E assim ficamos falando e discutindo até muito tarde. Lá fora, o vento da noite revolvia as águas do lago e fazia balançar as folhas rugosas dos pés de mostarda semeados em suas margens...



Depois do fracasso de Nazaré, Jesus começa sua atividade em Cafarnaum, na pequena casa do velho Zebedeu, rodeado do grupo dos primeiros discípulos e dos vizinhos do bairro. Conta-lhes a parábola do grão de mostarda. É uma história típica dos inícios do movimento de Jesus na Galiléia. Uma parábola clássica do contraste: No começo é pequeno, insignificante; ao final, o formoso arbusto, será o resultado surpreendente do que Deus traz entre as mãos.
A mostarda é uma planta que cresce de forma silvestre em toda a Palestina. Nas margens do lago, chegava a alcançar até três metros. A imagem de uma árvore que serve de abrigo aos pássaros e dá sombra aos que se aproximam é um símbolo da bondade e da generosidade de Deus (Ez 17, 22-24). Nos velhos ditados dos rabinos judeus, a semente de mostarda era considerada a menor das sementes conhecidas. E ainda que o arbusto da mostarda não chegue a ser uma árvore, Jesus o chama assim, exagerando, para ressaltar como os planos de Deus nos superam, nos surpreendem, são mais do que imaginamos. Quando nos lançamos em um projeto arriscado e difícil, e colocamos de nossa parte tudo o que podemos, Deus fecunda, e do menor tira o maior.

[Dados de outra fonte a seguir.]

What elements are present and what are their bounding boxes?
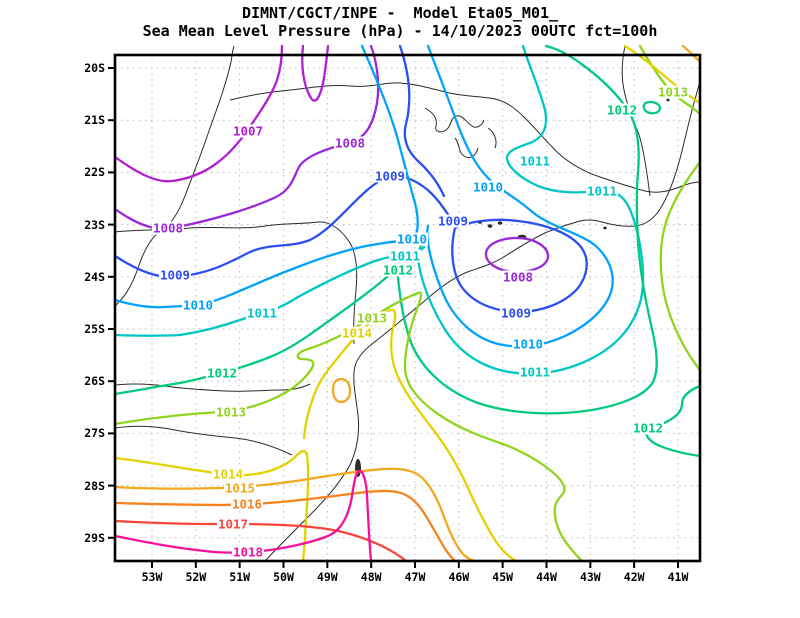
lon-tick-label: 41W <box>667 570 689 584</box>
contour-label-1012: 1012 <box>631 420 665 436</box>
contour-label-1012: 1012 <box>205 365 239 381</box>
isobar-1010-ring <box>426 44 614 348</box>
contour-label-1011: 1011 <box>585 183 619 199</box>
contour-label-1014: 1014 <box>340 325 374 341</box>
isobar-1013-east-bow <box>659 160 702 373</box>
isobar-1007-tongue <box>301 44 330 102</box>
island <box>603 226 607 230</box>
lon-tick-label: 53W <box>141 570 163 584</box>
isobar-1018 <box>113 469 373 563</box>
isobar-1014 <box>113 449 310 563</box>
contour-label-1010: 1010 <box>181 297 215 313</box>
lat-tick-label: 28S <box>84 478 105 493</box>
contour-label-1009: 1009 <box>158 267 192 283</box>
isobar-1014-hairpin <box>302 308 518 563</box>
figure-subtitle: Sea Mean Level Pressure (hPa) - 14/10/20… <box>142 22 658 40</box>
state-border-sc-rs <box>114 425 293 456</box>
lon-tick-label: 48W <box>360 570 382 584</box>
axis-ticks <box>108 67 679 568</box>
contour-label-1009: 1009 <box>499 305 533 321</box>
lon-tick-label: 46W <box>448 570 470 584</box>
isobar-1012 <box>113 44 658 415</box>
coastline <box>264 81 701 562</box>
lat-tick-label: 21S <box>84 113 105 128</box>
contour-label-1011: 1011 <box>388 248 422 264</box>
lat-tick-label: 25S <box>84 322 105 336</box>
lat-tick-label: 29S <box>84 530 105 545</box>
island <box>497 221 503 225</box>
contour-label-1016: 1016 <box>230 496 264 512</box>
contour-label-1008: 1008 <box>501 269 535 285</box>
island <box>487 224 493 228</box>
contour-label-1010: 1010 <box>471 179 505 195</box>
contour-label-1010: 1010 <box>395 231 429 247</box>
lat-tick-label: 20S <box>84 61 105 75</box>
isobar-1017 <box>113 519 408 563</box>
contour-label-1015: 1015 <box>223 480 257 496</box>
lat-tick-label: 22S <box>84 165 105 180</box>
lat-tick-label: 24S <box>84 269 105 284</box>
isobar-1011-ring <box>417 44 645 375</box>
contour-label-1009: 1009 <box>436 213 470 229</box>
contour-label-1007: 1007 <box>231 123 265 139</box>
contour-label-1013: 1013 <box>656 84 690 100</box>
island <box>666 98 670 102</box>
isobar-1015-coastal-oval <box>331 377 352 404</box>
state-border-paranapanema <box>114 221 358 345</box>
lon-tick-label: 45W <box>492 570 514 584</box>
contour-label-1011: 1011 <box>245 305 279 321</box>
lat-tick-label: 26S <box>84 374 105 389</box>
state-border-minas <box>229 82 701 193</box>
contour-label-1012: 1012 <box>605 102 639 118</box>
lon-tick-label: 51W <box>229 570 251 584</box>
isobar-1008-low-center <box>484 236 550 274</box>
lon-tick-label: 42W <box>623 570 645 584</box>
contour-label-1010: 1010 <box>511 336 545 352</box>
lon-tick-label: 49W <box>316 570 338 584</box>
lon-tick-label: 52W <box>185 570 207 584</box>
contour-label-1011: 1011 <box>518 364 552 380</box>
isobar-1013 <box>113 291 584 563</box>
figure-title: DIMNT/CGCT/INPE - Model Eta05_M01_ <box>241 4 559 22</box>
lat-tick-label: 23S <box>84 217 105 232</box>
contour-label-1008: 1008 <box>151 220 185 236</box>
contour-label-1018: 1018 <box>231 544 265 560</box>
isobar-1009-ring <box>451 218 588 314</box>
contour-label-1011: 1011 <box>518 153 552 169</box>
lon-tick-label: 50W <box>273 570 294 584</box>
contour-label-1014: 1014 <box>211 466 245 482</box>
lon-tick-label: 43W <box>579 570 601 584</box>
contour-label-1017: 1017 <box>216 516 250 532</box>
isobar-1016 <box>113 489 457 563</box>
isobar-1009-north <box>398 44 446 198</box>
map-frame <box>113 53 702 563</box>
contour-label-1008: 1008 <box>333 135 367 151</box>
contour-label-1009: 1009 <box>373 168 407 184</box>
furnas-reservoir <box>424 107 497 159</box>
isobar-1015 <box>113 467 476 563</box>
isobar-1012-small-loop <box>642 100 662 115</box>
lon-tick-label: 44W <box>536 570 557 584</box>
contour-label-1013: 1013 <box>355 310 389 326</box>
lon-tick-label: 47W <box>404 570 426 584</box>
contour-label-1013: 1013 <box>214 404 248 420</box>
lat-tick-label: 27S <box>84 426 105 441</box>
contour-label-1012: 1012 <box>381 262 415 278</box>
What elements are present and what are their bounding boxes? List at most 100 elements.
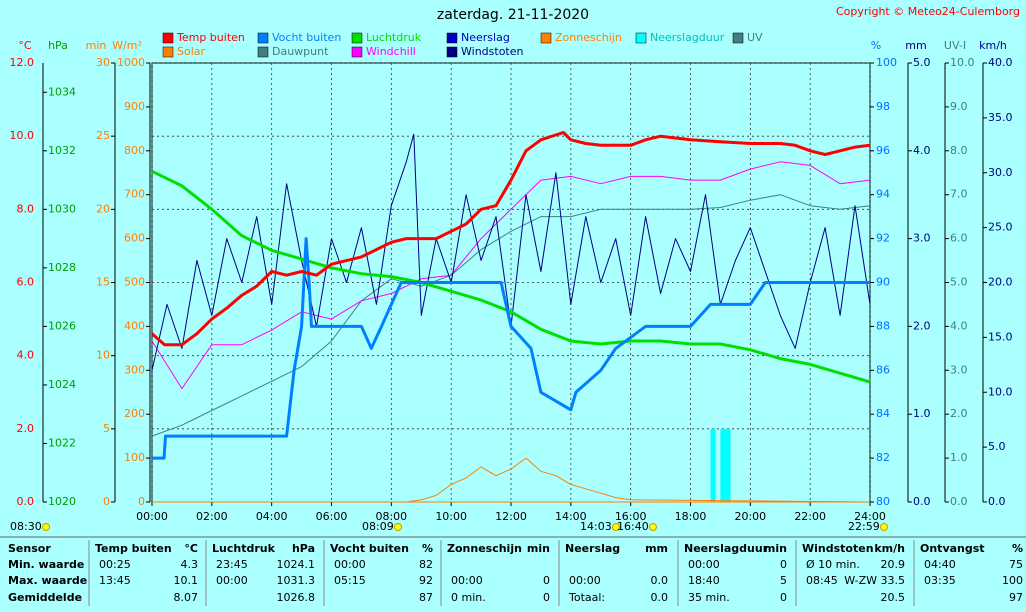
table-cell: 0.0 — [651, 591, 669, 604]
y-tick-label: 1026 — [48, 319, 76, 332]
y-tick-label: 8.0 — [950, 144, 968, 157]
table-header: % — [1012, 542, 1023, 555]
table-header: °C — [184, 542, 198, 555]
series-line — [151, 131, 871, 347]
y-tick-label: 10.0 — [950, 56, 975, 69]
series-line — [151, 169, 871, 384]
table-cell: 4.3 — [181, 558, 199, 571]
x-tick-label: 00:00 — [136, 510, 168, 523]
y-tick-label: 0 — [138, 495, 145, 508]
y-tick-label: 3.0 — [913, 232, 931, 245]
legend-label: Luchtdruk — [366, 31, 422, 44]
axis-unit: W/m² — [112, 39, 142, 52]
y-tick-label: 0.0 — [17, 495, 35, 508]
legend-swatch — [540, 32, 552, 44]
y-tick-label: 3.0 — [950, 363, 968, 376]
table-header: min — [527, 542, 550, 555]
y-tick-label: 0.0 — [988, 495, 1006, 508]
x-tick-label: 06:00 — [316, 510, 348, 523]
y-tick-label: 30 — [96, 56, 110, 69]
table-cell: 04:40 — [924, 558, 956, 571]
x-tick-label: 12:00 — [495, 510, 527, 523]
sun-icon — [42, 523, 50, 531]
table-cell: 82 — [419, 558, 433, 571]
table-header: % — [422, 542, 433, 555]
annotation: 16:40 — [617, 520, 649, 533]
axis-unit: min — [86, 39, 107, 52]
sun-icon — [612, 523, 620, 531]
legend-label: Neerslagduur — [650, 31, 725, 44]
legend-swatch — [257, 32, 269, 44]
y-tick-label: 0 — [103, 495, 110, 508]
table-cell: 00:00 — [216, 574, 248, 587]
legend-swatch — [635, 32, 647, 44]
table-cell: 10.1 — [174, 574, 199, 587]
y-tick-label: 80 — [876, 495, 890, 508]
annotation: 22:59 — [848, 520, 880, 533]
table-cell: 00:00 — [569, 574, 601, 587]
table-cell: 00:25 — [99, 558, 131, 571]
series-line — [152, 457, 871, 503]
table-header: Windstoten — [802, 542, 874, 555]
y-tick-label: 1020 — [48, 495, 76, 508]
sun-icon — [649, 523, 657, 531]
y-tick-label: 7.0 — [950, 188, 968, 201]
table-cell: 05:15 — [334, 574, 366, 587]
y-tick-label: 10 — [96, 349, 110, 362]
y-tick-label: 90 — [876, 276, 890, 289]
table-cell: 0 min. — [451, 591, 486, 604]
y-tick-label: 86 — [876, 363, 890, 376]
y-tick-label: 10.0 — [988, 385, 1013, 398]
y-tick-label: 40.0 — [988, 56, 1013, 69]
y-tick-label: 900 — [124, 100, 145, 113]
y-tick-label: 8.0 — [17, 202, 35, 215]
table-cell: 1031.3 — [277, 574, 316, 587]
y-tick-label: 20 — [96, 202, 110, 215]
legend-swatch — [257, 46, 269, 58]
legend-swatch — [446, 32, 458, 44]
y-tick-label: 9.0 — [950, 100, 968, 113]
table-cell: 0 — [780, 591, 787, 604]
row-label: Max. waarde — [8, 574, 87, 587]
y-tick-label: 1034 — [48, 85, 76, 98]
y-tick-label: 12.0 — [10, 56, 35, 69]
y-tick-label: 6.0 — [17, 276, 35, 289]
table-header: Neerslagduur — [684, 542, 769, 555]
table-cell: Ø 10 min. — [806, 558, 860, 571]
y-tick-label: 20.0 — [988, 276, 1013, 289]
y-tick-label: 500 — [124, 276, 145, 289]
x-tick-label: 24:00 — [854, 510, 886, 523]
table-header: Temp buiten — [95, 542, 172, 555]
axis-unit: km/h — [979, 39, 1007, 52]
y-tick-label: 1032 — [48, 144, 76, 157]
legend-label: Dauwpunt — [272, 45, 329, 58]
x-tick-label: 10:00 — [435, 510, 467, 523]
y-tick-label: 700 — [124, 188, 145, 201]
y-tick-label: 300 — [124, 363, 145, 376]
table-cell: 100 — [1002, 574, 1023, 587]
table-cell: 13:45 — [99, 574, 131, 587]
y-tick-label: 2.0 — [913, 319, 931, 332]
y-tick-label: 0.0 — [950, 495, 968, 508]
y-tick-label: 1022 — [48, 436, 76, 449]
bar — [720, 428, 726, 502]
y-tick-label: 5.0 — [988, 440, 1006, 453]
y-tick-label: 1024 — [48, 378, 76, 391]
axis-unit: UV-I — [944, 39, 966, 52]
bar — [725, 428, 731, 502]
sun-icon — [394, 523, 402, 531]
y-tick-label: 1.0 — [950, 451, 968, 464]
y-tick-label: 25.0 — [988, 221, 1013, 234]
annotation: 14:03 — [580, 520, 612, 533]
x-tick-label: 20:00 — [734, 510, 766, 523]
y-tick-label: 15.0 — [988, 330, 1013, 343]
axis-unit: hPa — [48, 39, 68, 52]
table-header: hPa — [292, 542, 315, 555]
legend-swatch — [162, 32, 174, 44]
table-cell: 20.5 — [881, 591, 906, 604]
table-cell: 0.0 — [651, 574, 669, 587]
y-tick-label: 200 — [124, 407, 145, 420]
y-tick-label: 2.0 — [17, 422, 35, 435]
sun-icon — [880, 523, 888, 531]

O Reino de Deus nasce entre os pequenos, entre os pobres. Com eles, Deus forma sua comunidade. E é essa comunidade a chamada a protagonizar os fatos realmente importantes da história.

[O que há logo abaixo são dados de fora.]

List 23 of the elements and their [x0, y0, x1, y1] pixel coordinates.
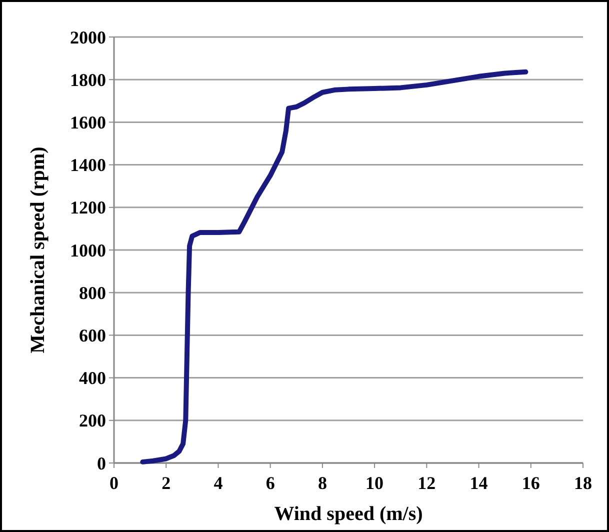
x-tick-label: 6: [266, 473, 275, 493]
x-tick-label: 0: [110, 473, 118, 493]
y-tick-label: 1200: [70, 198, 106, 218]
y-tick-label: 1800: [70, 70, 106, 90]
x-tick-label: 4: [214, 473, 223, 493]
y-axis-title: Mechanical speed (rpm): [27, 146, 49, 354]
x-tick-label: 12: [418, 473, 436, 493]
y-tick-label: 1600: [70, 112, 106, 132]
x-tick-label: 14: [470, 473, 488, 493]
x-tick-label: 18: [574, 473, 592, 493]
y-tick-label: 1400: [70, 155, 106, 176]
x-axis-title: Wind speed (m/s): [274, 503, 423, 525]
y-tick-label: 1000: [70, 240, 106, 260]
x-tick-label: 2: [162, 473, 171, 493]
x-tick-label: 10: [366, 473, 384, 493]
y-tick-label: 200: [79, 410, 106, 431]
x-tick-label: 8: [318, 473, 327, 493]
x-tick-label: 16: [522, 473, 540, 493]
y-tick-label: 400: [79, 368, 106, 388]
y-tick-label: 2000: [70, 27, 106, 48]
y-tick-label: 800: [79, 282, 106, 303]
y-tick-label: 600: [79, 326, 106, 346]
y-tick-label: 0: [97, 453, 106, 474]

O Reino de Deus é um vinho novo. Essa novidade é apresentada por Jesus nesses começos de sua atividade como o cumprimento das leis sociais do tempo de Moisés. Aquelas leis - o Ano da Graça entre elas - apontavam para a igualdade, para a superação das classes sociais, para evitar que alguns acumulassem em excesso à custa de outros que morriam de fome. Leis velhas que se tornavam realmente novas porque não haviam sido cumpridas. E nos tempos de Jesus as diferenças entre os israelitas haviam se aprofundado cada vez mais.

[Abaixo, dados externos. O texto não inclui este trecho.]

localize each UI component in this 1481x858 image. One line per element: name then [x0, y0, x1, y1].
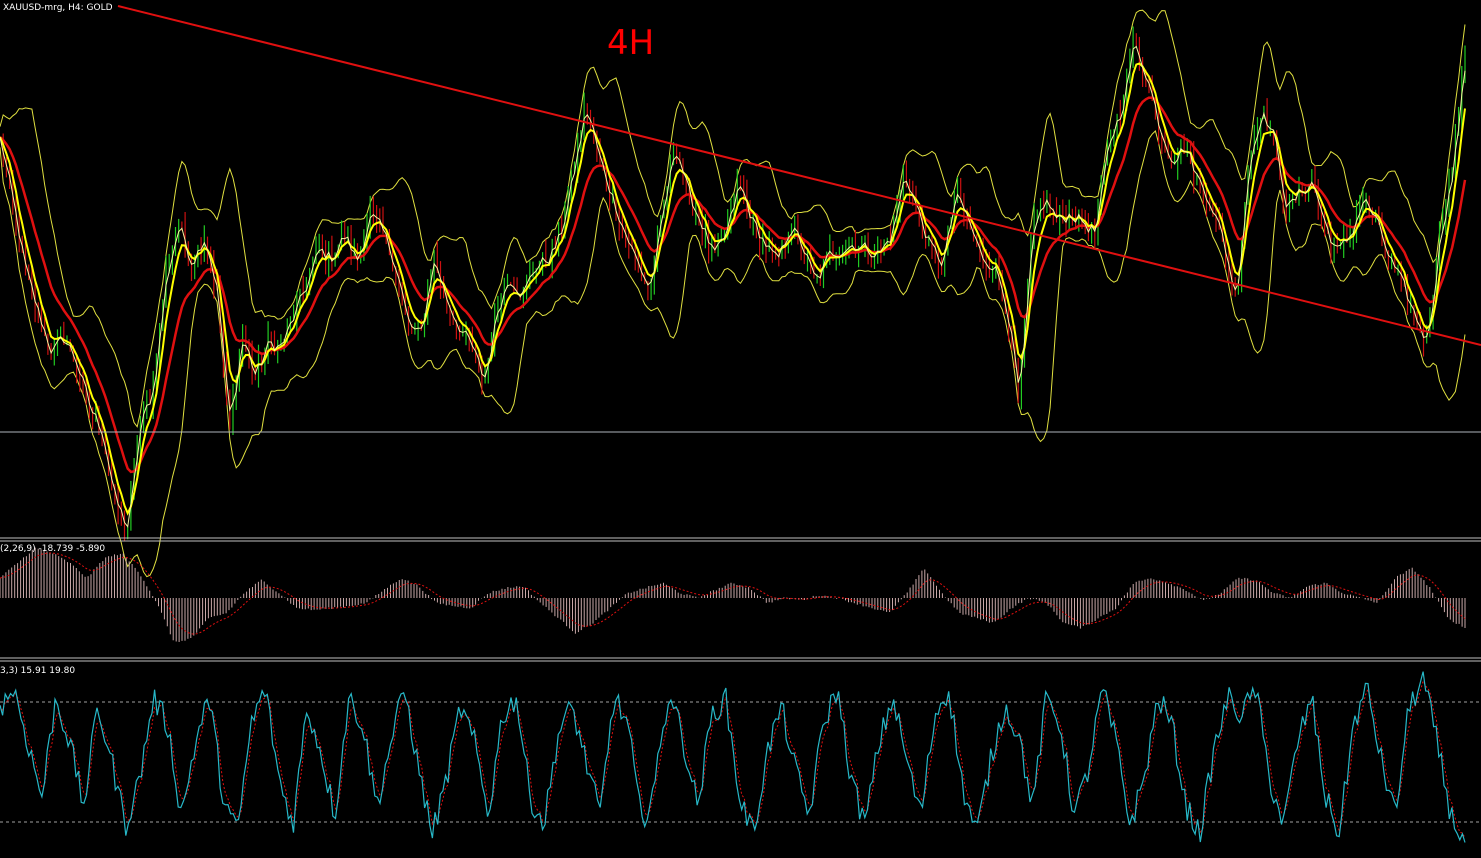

O fato de existirem classes sociais, o fato de que uns sejam ricos e outros pobres, é para muitos “vontade de Deus”, um “destino”, um fato natural que não se pode mudar, uma realidade irremediável, impossível de ser alterada. Essa forma de pensar, que é a de Salomé, é muito freqüente. Entre os ricos, é porque lhes convêm que seja assim. Entre os pobres, porque são os ricos e seus servidores (a escola, a falsa religião) os que lhes pregaram esta resignação, os que os fizeram acreditar que Deus é quem deseja que tudo continue igual e que lhes promete, na outra vida, o céu se na terra se conformarem com sua má sorte. No entanto, “no princípio não foi assim, a pobreza e a riqueza introduziram-se tardiamente na linhagem humana” como disse São Gregório Nazianzeno (Discurso 14, M.G. 35, 857-910). O Reino de Deus começa aqui em baixo, precisamente quando se apagam as diferenças entre os homens, quando os bens da terra são repartidos por igual entre todos, quando os seres humanos não estão separados em ricos e pobres, mas quando vivem como irmãos, filhos do mesmo Pai, com os mesmos direitos e as mesmas oportunidades.